6
votes

Non-cryptographic hashes such as MurmurHash3 and xxHash are almost exclusively designed for hash tables, but they appear to function comparably (and even favorably) to CRC-32, Adler-32 and Fletcher-32. Non-crypto hashes are often faster than CRC-32 and produce more "random" output similar to slow cryptographic hashes (MD5, SHA). Despite this, I only ever see CRC-32 or MD5 recommended for data integrity/checksum purposes.

In the table below, I tested 32-bit checksum/CRC/hash functions to determine how well they detect small differences in data:

Table

The results in each cell means: A) number of collisions found, and B) minimum and maximum probability that any of the 32 output bits are set to 1. To pass test B, the max and min should be as close as possible to 50. Anything under 45 or over 55 indicates bias.


Looking at the table, MurmurHash3 and Jenkins lookup2 compare favorably to CRC-32 (which actually fails one test). They are also well-distributed. DJB2 and FNV1a pass collision tests but aren't well distributed. Fletcher32 and Adler32 struggle with the NullBytes and 8RandBytes tests.

So then my question is, compared to other checksums, how suitable are 'non-cryptographic hashes' for detecting errors or differences in files? Is there any reason a CRC-32/Adler-32/CRC-64 might outperform any decent 32-bit/64-bit hash?

1
For error detection, you want a high likelihood that flipping any bit in the input produces a different output. Ideally, you want comparably high likelihood for combinations of two or more bit flips. The tests you've performed do not seem to address that. The per-bit probability of that bit being 1 in the result ignores the possibility of correlations.John Bollinger
Concerning "can't we design anything better/faster?" is simphash() faster?chux - Reinstate Monica
For example, consider this algorithm: (1) set the result to zero; (2) for each byte of input, if the parity of the most-significant bit is the same as the parity of the byte's position in the input, then flip all the bits of the result. If I understand the tests correctly, that will produce near-ideal results in all of them (and it could be made very fast!), but it would be extremely ineffective for error detection.John Bollinger
Your Bytes1to255 test tickles a particular property of a CRC whose register is initialized to all 1's and is then fed all 1's, i.e. your sequence of 255's. The collisions you count are not representative of the average behavior of the CRC. The 254 collisions occur after only five bytes (you don't need to go out to 72 to see them).

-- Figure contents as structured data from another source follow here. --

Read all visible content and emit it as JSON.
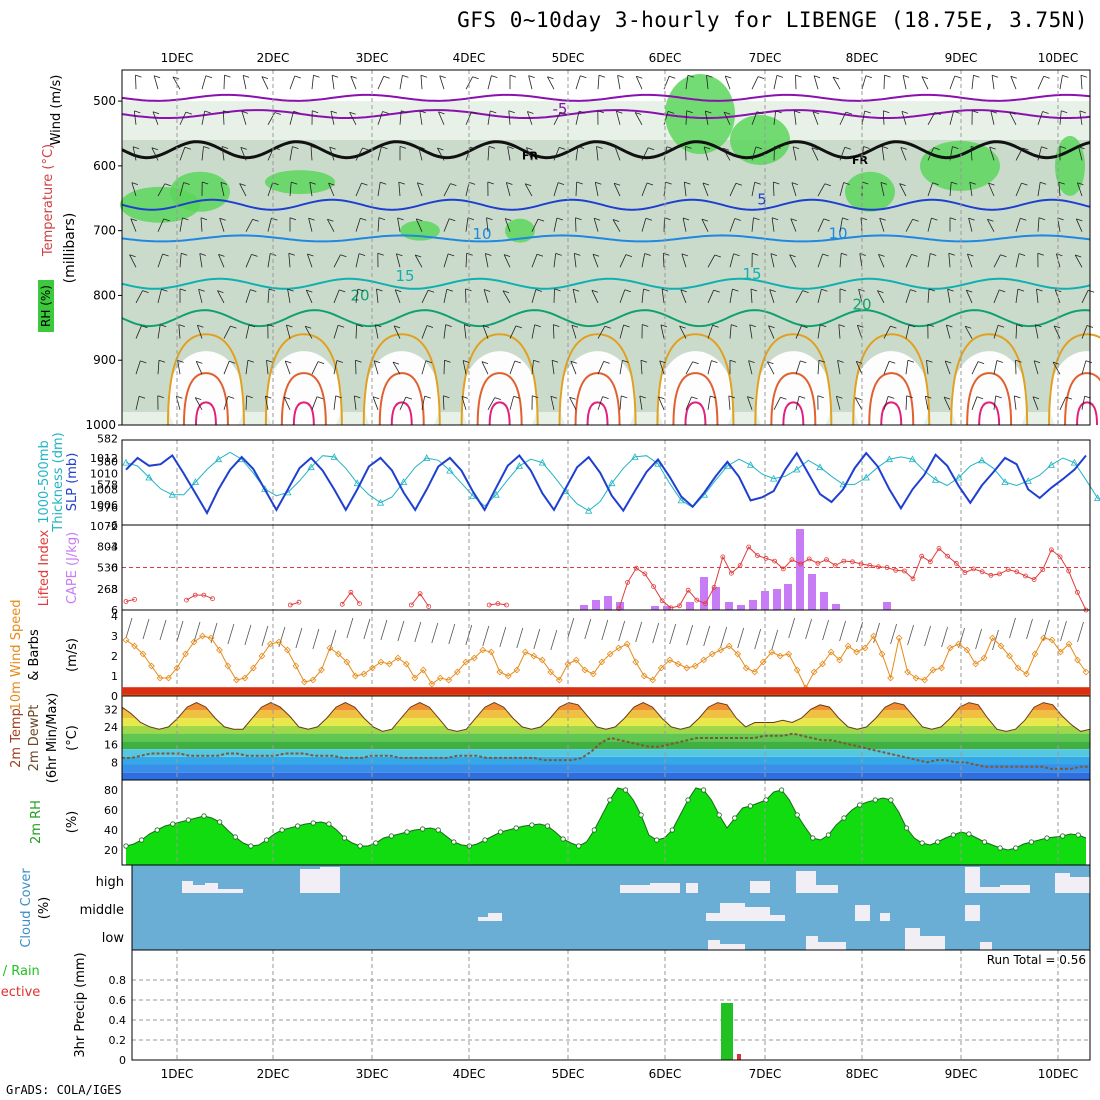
{
  "title": "GFS 0~10day 3-hourly for LIBENGE (18.75E, 3.75N)",
  "credit": "GrADS: COLA/IGES",
  "dates": [
    "1DEC",
    "2DEC",
    "3DEC",
    "4DEC",
    "5DEC",
    "6DEC",
    "7DEC",
    "8DEC",
    "9DEC",
    "10DEC"
  ],
  "colors": {
    "grid": "#8a8a8a",
    "rh_green": "#3cc93c",
    "slp": "#1f3fd0",
    "thickness": "#22b4c4",
    "lifted_index": "#e23a3a",
    "cape": "#c77cf5",
    "wind": "#e68a1a",
    "dewpoint": "#7a5a3a",
    "cloud_bg": "#6aaed6",
    "cloud_fill": "#f2eef5",
    "precip_total": "#22c022",
    "precip_conv": "#e03030"
  },
  "panel_labels": {
    "upper": {
      "wind": "Wind (m/s)",
      "temp": "Temperature (°C)",
      "rh": "RH (%)",
      "axis": "(millibars)"
    },
    "slp": {
      "a": "1000-500mb",
      "b": "Thickness (dm)",
      "c": "SLP (mb)"
    },
    "cape": {
      "a": "Lifted Index",
      "b": "CAPE (J/kg)"
    },
    "wind10": {
      "a": "10m Wind Speed",
      "b": "& Barbs",
      "c": "(m/s)"
    },
    "temp2m": {
      "a": "2m Temp",
      "b": "2m DewPt",
      "c": "(6hr Min/Max)",
      "d": "(°C)"
    },
    "rh2m": {
      "a": "2m RH",
      "b": "(%)"
    },
    "cloud": {
      "a": "Cloud Cover",
      "b": "(%)",
      "high": "high",
      "middle": "middle",
      "low": "low"
    },
    "precip": {
      "a": "Total / Rain",
      "b": "Convective",
      "c": "3hr Precip (mm)",
      "run_total": "Run Total = 0.56"
    }
  },
  "chart_data": [
    {
      "type": "heatmap",
      "panel": "upper-air",
      "yaxis": {
        "label": "(millibars)",
        "ticks": [
          500,
          600,
          700,
          800,
          900,
          1000
        ]
      },
      "contour_labels": [
        {
          "text": "-5",
          "color": "#8a10b0"
        },
        {
          "text": "FR",
          "color": "#000000"
        },
        {
          "text": "FR",
          "color": "#000000"
        },
        {
          "text": "5",
          "color": "#1f3fd0"
        },
        {
          "text": "10",
          "color": "#1f88e0"
        },
        {
          "text": "10",
          "color": "#1f88e0"
        },
        {
          "text": "15",
          "color": "#10b0b0"
        },
        {
          "text": "15",
          "color": "#10b0b0"
        },
        {
          "text": "20",
          "color": "#10a070"
        },
        {
          "text": "20",
          "color": "#10a070"
        }
      ]
    },
    {
      "type": "line",
      "panel": "slp-thickness",
      "yaxis_left": {
        "label": "Thickness (dm)",
        "ticks": [
          576,
          578,
          580,
          582
        ]
      },
      "yaxis_right": {
        "label": "SLP (mb)",
        "ticks": [
          1006,
          1008,
          1010,
          1012,
          1072
        ]
      },
      "series": [
        {
          "name": "SLP (mb)",
          "values": [
            1010.5,
            1012,
            1011,
            1011.2,
            1012.3,
            1010,
            1007.5,
            1005,
            1008,
            1010.5,
            1012.1,
            1010.6,
            1008,
            1005.4,
            1008,
            1010.7,
            1012,
            1010.4,
            1008,
            1005.4,
            1008,
            1010.9,
            1012,
            1010.4,
            1007.6,
            1005.4,
            1008,
            1010.9,
            1012,
            1010.4,
            1007.7,
            1005.4,
            1008.2,
            1011,
            1012.3,
            1010.4,
            1007.5,
            1005.4,
            1008.1,
            1010.8,
            1012.1,
            1010.1,
            1007.2,
            1005.3,
            1007.8,
            1010.2,
            1011.8,
            1009.6,
            1007.1,
            1005.8,
            1007.6,
            1009.7,
            1011.5,
            1009.6,
            1006.6,
            1007,
            1007.8,
            1010.5,
            1012.6,
            1010,
            1007.4,
            1006.4,
            1008,
            1010.7,
            1012.6,
            1010.9,
            1008,
            1005.6,
            1008,
            1009.8,
            1012.4,
            1011,
            1008.4,
            1006.3,
            1008.5,
            1010.2,
            1012,
            1011.2,
            1008,
            1006.9,
            1008.2,
            1009.3,
            1010.5,
            1012.3
          ]
        },
        {
          "name": "1000-500mb Thickness (dm)",
          "values": [
            579.9,
            579.6,
            578.6,
            577.6,
            577.1,
            577.1,
            578.2,
            579.3,
            580.2,
            580.8,
            580.2,
            579,
            577.6,
            577,
            577.3,
            578.3,
            579.5,
            580.5,
            580.4,
            579.4,
            578.1,
            577.1,
            576.4,
            576.9,
            578.2,
            579.5,
            580.3,
            580.1,
            579.2,
            578.1,
            577,
            576.1,
            577.1,
            578.4,
            579.6,
            580.2,
            579.9,
            578.7,
            577.4,
            576.3,
            575.7,
            576.5,
            578.1,
            579.4,
            580.4,
            580.5,
            579.8,
            578.1,
            576.6,
            576,
            577.1,
            578.4,
            579.6,
            580.2,
            579.7,
            578.9,
            578.5,
            578.7,
            579.3,
            580.1,
            579.5,
            578.7,
            578,
            578,
            578.6,
            579.5,
            580.2,
            580.4,
            580.2,
            579.2,
            578.4,
            577.9,
            578.6,
            579.6,
            580.1,
            579.4,
            578.2,
            577.9,
            578.3,
            578.8,
            579.7,
            580.3,
            579.9,
            578.4,
            576.8,
            576.1
          ]
        }
      ]
    },
    {
      "type": "bar",
      "panel": "cape-lifted-index",
      "yaxis_left": {
        "label": "Lifted Index",
        "ticks": [
          -6,
          -3,
          0,
          3,
          6
        ]
      },
      "yaxis_right": {
        "label": "CAPE (J/kg)",
        "ticks": [
          268,
          536,
          804,
          1072
        ]
      },
      "series": [
        {
          "name": "Lifted Index",
          "type": "line",
          "values": [
            4.8,
            4.5,
            null,
            null,
            null,
            null,
            null,
            4.6,
            3.9,
            3.9,
            4.4,
            null,
            null,
            null,
            null,
            null,
            null,
            null,
            null,
            5.3,
            4.9,
            null,
            null,
            null,
            null,
            5.2,
            3.5,
            5.1,
            null,
            null,
            null,
            null,
            null,
            5.3,
            3.7,
            5.5,
            null,
            null,
            null,
            null,
            null,
            null,
            5.3,
            5.1,
            5.3,
            null,
            null,
            null,
            null,
            null,
            null,
            null,
            null,
            null,
            null,
            null,
            null,
            5.8,
            2.1,
            0.1,
            0.9,
            2.7,
            4.7,
            5.7,
            5.4,
            3.2,
            4.6,
            5.1,
            2.8,
            -1.5,
            0.8,
            -0.3,
            -2.9,
            -1.7,
            -1.3,
            -0.9,
            0.2,
            -1.1,
            -0.5,
            -1.2,
            -0.6,
            -1.1,
            -0.3,
            -0.9,
            -0.8,
            -0.5,
            -0.3,
            -0.1,
            0,
            0.4,
            0.5,
            1.6,
            -1.6,
            -0.8,
            -2.7,
            -1.6,
            -0.6,
            0.7,
            0.2,
            0.6,
            1.1,
            0.9,
            0.3,
            0.6,
            1.2,
            1.7,
            0.3,
            -2.5,
            -1.5,
            0.5,
            3.5,
            6.5
          ]
        },
        {
          "name": "CAPE (J/kg)",
          "type": "bar",
          "values": [
            0,
            0,
            0,
            0,
            0,
            0,
            0,
            0,
            0,
            0,
            0,
            0,
            0,
            0,
            0,
            0,
            0,
            0,
            0,
            0,
            0,
            0,
            0,
            0,
            0,
            0,
            0,
            0,
            0,
            0,
            0,
            0,
            0,
            0,
            0,
            0,
            0,
            0,
            0,
            0,
            0,
            0,
            0,
            0,
            0,
            0,
            0,
            0,
            0,
            0,
            0,
            0,
            0,
            0,
            0,
            0,
            0,
            0,
            0,
            0,
            0,
            0,
            0,
            0,
            0,
            0,
            0,
            0,
            0,
            0,
            0,
            0,
            0,
            0,
            0,
            0,
            0,
            0,
            0,
            0,
            0,
            0,
            0,
            0,
            0,
            0,
            0,
            0,
            0,
            0,
            0,
            0,
            0,
            0,
            0,
            0,
            0,
            0,
            0,
            0,
            0,
            0,
            0,
            0,
            0,
            0,
            0,
            0,
            0,
            0,
            0,
            0,
            0,
            0
          ]
        }
      ]
    },
    {
      "type": "line",
      "panel": "10m-wind",
      "yaxis": {
        "label": "(m/s)",
        "ticks": [
          0,
          1,
          2,
          3,
          4
        ]
      },
      "series": [
        {
          "name": "10m Wind Speed",
          "values": [
            2.8,
            2.5,
            2.1,
            1.5,
            0.9,
            0.9,
            1.4,
            2.1,
            2.7,
            3.0,
            2.9,
            2.3,
            1.5,
            0.8,
            0.9,
            1.4,
            2.0,
            2.6,
            2.7,
            2.3,
            1.5,
            0.7,
            0.8,
            1.3,
            2.4,
            2.1,
            1.7,
            1.0,
            1.1,
            1.4,
            1.7,
            1.6,
            1.9,
            1.6,
            0.9,
            1.3,
            0.6,
            0.9,
            0.8,
            1.2,
            1.7,
            1.9,
            2.3,
            2.2,
            1.2,
            1.0,
            1.3,
            2.2,
            2.0,
            1.8,
            1.2,
            0.8,
            1.6,
            1.8,
            1.3,
            1.1,
            1.7,
            2.1,
            2.4,
            2.6,
            1.7,
            1.0,
            0.8,
            1.4,
            1.8,
            1.6,
            1.4,
            1.5,
            1.8,
            2.1,
            2.3,
            2.5,
            2.1,
            1.4,
            1.2,
            1.7,
            2.2,
            2.0,
            2.1,
            1.3,
            0.4,
            1.2,
            1.6,
            2.2,
            1.8,
            2.5,
            2.2,
            2.4,
            3.0,
            2.1,
            0.9,
            2.9,
            1.2,
            0.9,
            0.8,
            1.3,
            1.4,
            2.4,
            2.6,
            2.3,
            1.6,
            1.9,
            2.9,
            2.5,
            2.0,
            1.4,
            1.1,
            2.1,
            2.9,
            2.8,
            2.2,
            2.6,
            1.8,
            1.2
          ]
        }
      ]
    },
    {
      "type": "area",
      "panel": "2m-temp",
      "yaxis": {
        "label": "(°C)",
        "ticks": [
          8,
          16,
          24,
          32
        ]
      },
      "series": [
        {
          "name": "2m Temp",
          "values": [
            33,
            30,
            26,
            24,
            23,
            24,
            28,
            33,
            35,
            33,
            28,
            24,
            23,
            23,
            28,
            33,
            35,
            33,
            29,
            24,
            23,
            24,
            28,
            33,
            35,
            33,
            28,
            24,
            22,
            23,
            28,
            33,
            35,
            33,
            28,
            23,
            22,
            23,
            28,
            33,
            35,
            33,
            28,
            24,
            23,
            24,
            28,
            33,
            35,
            34,
            29,
            24,
            23,
            24,
            28,
            33,
            35,
            33,
            28,
            24,
            23,
            24,
            28,
            33,
            35,
            34,
            28,
            24,
            26,
            26,
            26,
            27,
            26,
            28,
            32,
            34,
            33,
            28,
            24,
            23,
            24,
            28,
            33,
            35,
            34,
            29,
            24,
            23,
            24,
            28,
            33,
            35,
            34,
            28,
            23,
            22,
            23,
            27,
            33,
            35,
            34,
            29,
            25,
            22,
            23
          ]
        },
        {
          "name": "2m DewPt",
          "values": [
            10,
            10,
            11,
            12,
            12,
            12,
            12,
            11,
            11,
            11,
            11,
            12,
            12,
            11,
            11,
            11,
            11,
            12,
            12,
            12,
            11,
            11,
            11,
            10,
            10,
            10,
            11,
            11,
            11,
            10,
            10,
            10,
            10,
            10,
            10,
            11,
            11,
            11,
            10,
            10,
            10,
            10,
            10,
            10,
            9,
            9,
            9,
            9,
            10,
            13,
            17,
            19,
            18,
            17,
            16,
            15,
            15,
            16,
            17,
            18,
            19,
            19,
            19,
            19,
            19,
            19,
            19,
            20,
            20,
            20,
            21,
            20,
            19,
            18,
            18,
            17,
            16,
            15,
            14,
            13,
            12,
            11,
            10,
            9,
            8,
            9,
            9,
            8,
            8,
            7,
            6,
            6,
            6,
            6,
            6,
            6,
            6,
            5,
            5,
            5,
            6,
            6
          ]
        }
      ]
    },
    {
      "type": "area",
      "panel": "2m-rh",
      "yaxis": {
        "label": "(%)",
        "ticks": [
          20,
          40,
          60,
          80
        ]
      },
      "series": [
        {
          "name": "2m RH",
          "values": [
            24,
            26,
            30,
            36,
            40,
            44,
            46,
            48,
            50,
            52,
            54,
            52,
            48,
            40,
            33,
            27,
            24,
            25,
            30,
            36,
            40,
            42,
            44,
            46,
            47,
            48,
            46,
            40,
            32,
            27,
            24,
            24,
            27,
            32,
            34,
            36,
            38,
            40,
            41,
            42,
            40,
            34,
            28,
            25,
            24,
            26,
            30,
            34,
            38,
            40,
            42,
            44,
            45,
            46,
            44,
            38,
            31,
            27,
            24,
            28,
            40,
            55,
            70,
            82,
            80,
            70,
            55,
            35,
            30,
            32,
            40,
            55,
            70,
            82,
            80,
            70,
            55,
            42,
            52,
            62,
            64,
            67,
            70,
            78,
            80,
            70,
            55,
            43,
            32,
            30,
            35,
            45,
            52,
            60,
            65,
            68,
            70,
            72,
            70,
            58,
            42,
            32,
            27,
            25,
            28,
            32,
            35,
            38,
            36,
            32,
            28,
            25,
            22,
            20,
            22,
            26,
            28,
            30,
            32,
            33,
            34,
            36,
            35,
            32
          ]
        }
      ]
    },
    {
      "type": "bar",
      "panel": "cloud-cover",
      "yaxis": {
        "label": "(%)",
        "categories": [
          "high",
          "middle",
          "low"
        ]
      }
    },
    {
      "type": "bar",
      "panel": "3hr-precip",
      "yaxis": {
        "label": "3hr Precip (mm)",
        "ticks": [
          0,
          0.2,
          0.4,
          0.6,
          0.8
        ],
        "ylim": [
          0,
          1
        ]
      },
      "series": [
        {
          "name": "Total / Rain",
          "values": [
            {
              "x": "6DEC-12",
              "y": 0.57
            }
          ]
        },
        {
          "name": "Convective",
          "values": [
            {
              "x": "6DEC-15",
              "y": 0.06
            }
          ]
        }
      ],
      "run_total": "Run Total = 0.56"
    }
  ]
}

All of the collisions are of the form CRC(3*255+n) == CRC(4*255+~n), where by "*" I mean repeat that many, and by "+" I mean concatenate. "~" means bit-wise inverse.Mark Adler

1 Answers

3
votes

Is there any reason this function would be inferior to CRC-32 or Adler-32 for detecting errors in data?

Yes, for certain kinds of error characteristics. A CRC can be designed to very effectively detect small numbers of bit errors in a packet, as you might expect on an actual communications or storage channel. That's what it's designed for.

For large numbers of errors, any 32-bit check that fills the 32 bits and does a reasonably good job of being sensitive to all of the bits of the packet will work about as well as any other. So your's would be as good as a CRC-32, and a smidge better than an Adler-32. (The Adler-32 deliberately does not use all possible 32-bit values, so has a slightly higher false positive rate than 32-bit checks that use all possible values.)

By the way, looking a little more at your algorithm, it does not distribute over all 32-bit values until you have many bytes of input. So your check would not be as good as any other 32-bit check on a large number of errors until you have covered the possible 32-bit values of the check.